Thursday, October 15, 2009

Transgender Hate Crimes Provision

October 14, 2009

TLDEF's Efforts to Ensure Hate Crime Protections Featured in the New York Times
On Monday, the New York Times featured a story on TLDEF's efforts to ensure that bias-motivated attacks directed at the transgender community are prosecuted to the fullest extent of the law. The article focused on a forum that we organized last week with the Anti-Violence Project, Brooklyn Law School, the Empire State Pride Agenda, the Gay and Lesbian Alliance Against Defamation, Make the Road New York, the New York Association for Gender Rights Advocacy and Queens Pride House.
The panel featured TLDEF clients Roxanne Green, mother of slain transgender woman Lateisha Green, and Carmella Etienne, who was the victim of a bias-motivated attack this past summer in New York City. Both spoke powerfully about the impact that bias-motivated violence had on them, their families and their communities.
Hate-motivated crimes target more than just an individual.
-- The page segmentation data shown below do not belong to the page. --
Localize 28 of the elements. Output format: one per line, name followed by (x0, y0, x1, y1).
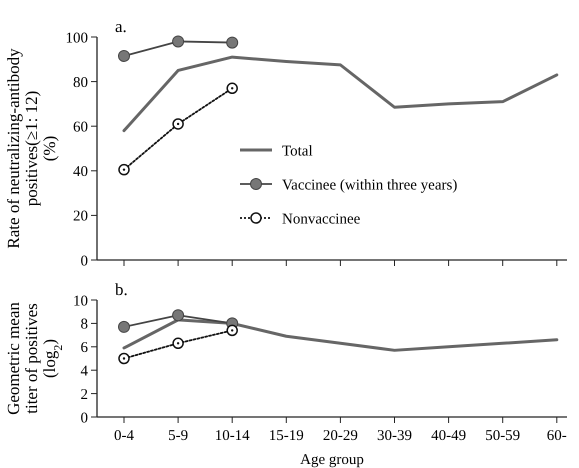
y-tick-label: 2 (80, 386, 88, 403)
y-tick-label: 0 (80, 410, 88, 426)
y-tick-label: 4 (80, 363, 88, 380)
x-tick-label: 0-4 (114, 428, 134, 444)
y-tick-label: 80 (73, 74, 88, 91)
legend-label: Nonvaccinee (282, 211, 361, 228)
y-tick-label: 8 (80, 316, 88, 333)
x-tick-label: 5-9 (168, 428, 188, 444)
y-tick-label: 40 (73, 164, 88, 180)
y-tick-label: 20 (73, 208, 88, 225)
x-tick-label: 50-59 (485, 428, 520, 444)
y-tick-label: 6 (80, 340, 88, 356)
x-tick-label: 10-14 (214, 428, 250, 444)
legend-label: Total (282, 143, 313, 160)
x-tick-label: 40-49 (431, 428, 466, 444)
y-tick-label: 10 (73, 293, 88, 310)
x-tick-label: 15-19 (268, 428, 304, 444)
y-tick-label: 100 (66, 30, 88, 46)
legend-label: Vaccinee (within three years) (282, 177, 458, 194)
y-tick-label: 60 (73, 119, 88, 136)
x-tick-label: 60- (546, 428, 567, 444)
x-tick-label: 20-29 (322, 428, 358, 444)
x-tick-label: 30-39 (377, 428, 412, 444)
chart-title: b. (115, 280, 128, 299)
y-axis-title: Rate of neutralizing-antibody positives(≥1: 12) (%) (4, 48, 59, 249)
x-axis-title: Age group (300, 452, 364, 468)
y-tick-label: 0 (80, 253, 88, 270)
chart-title: a. (115, 17, 127, 36)
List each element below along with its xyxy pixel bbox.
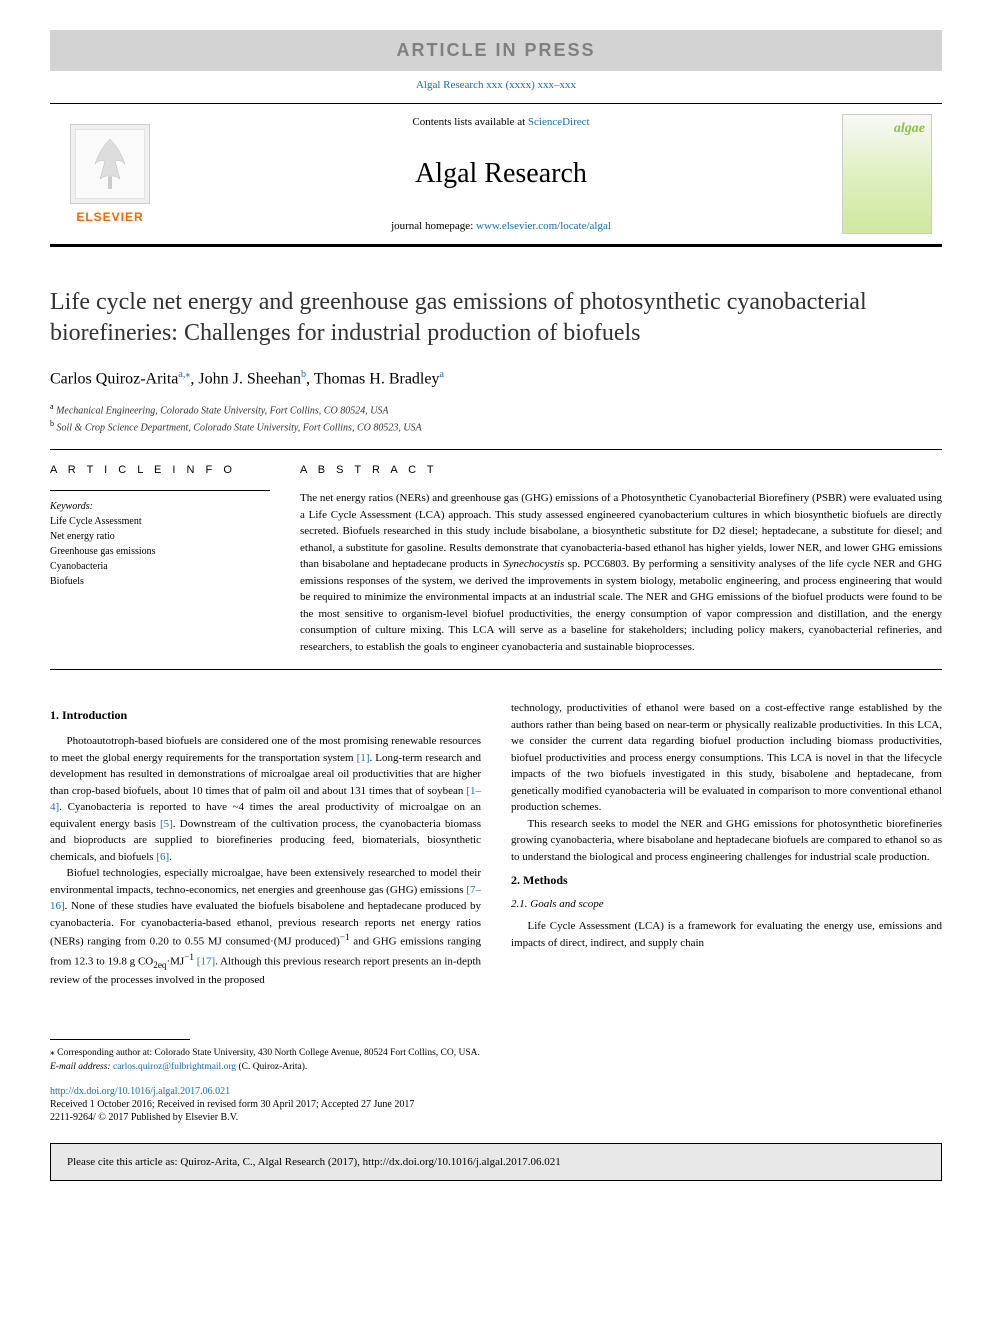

They target a community, and they're meant to frighten and intimidate members of that community - to make them fear for their safety on the streets where they live, work and socialize. Lesbian, gay, bisexual and transgender people continue to face tremendous amounts of bias-motivated violence. In 2008, more than 2,400 people reported being victims of hate violence motivated by anti-LGBT bias. Just this past weekend, 49-year-old Jack Price was beaten by two men in Queens who yelled anti-gay slurs. Only a few weeks ago, transgender woman NaNa Boo Mack was brutally stabbed and killed while walking with a friend on the streets of Washington, D.C. Her case remains unsolved.
In New York State, hate crime laws explicitly protect New Yorkers from attacks based on sexual orientation, but not gender identity or expression. At the federal level, LGBT people are excluded from hate crime laws. These exclusions send a dangerous message that members of the LGBT community are not entitled to the same level of protection as everyone else. Legislation that would remedy this lack of protection is pending in New York and at the federal level. We'll continue to do all we can to educate the public about the importance of comprehensive protection for all members of the LGBT community, and to ensure that state and federal laws fully protect all members of the LGBT community.

Over the course of the coming months, with legislation pending in Albany and in Washington, there will be many opportunities for each of us to make an impact. Please join with us in our efforts to ensure that all members of the LGBT community are equally protected in our state and federal hate crime laws. Together, we can make a difference.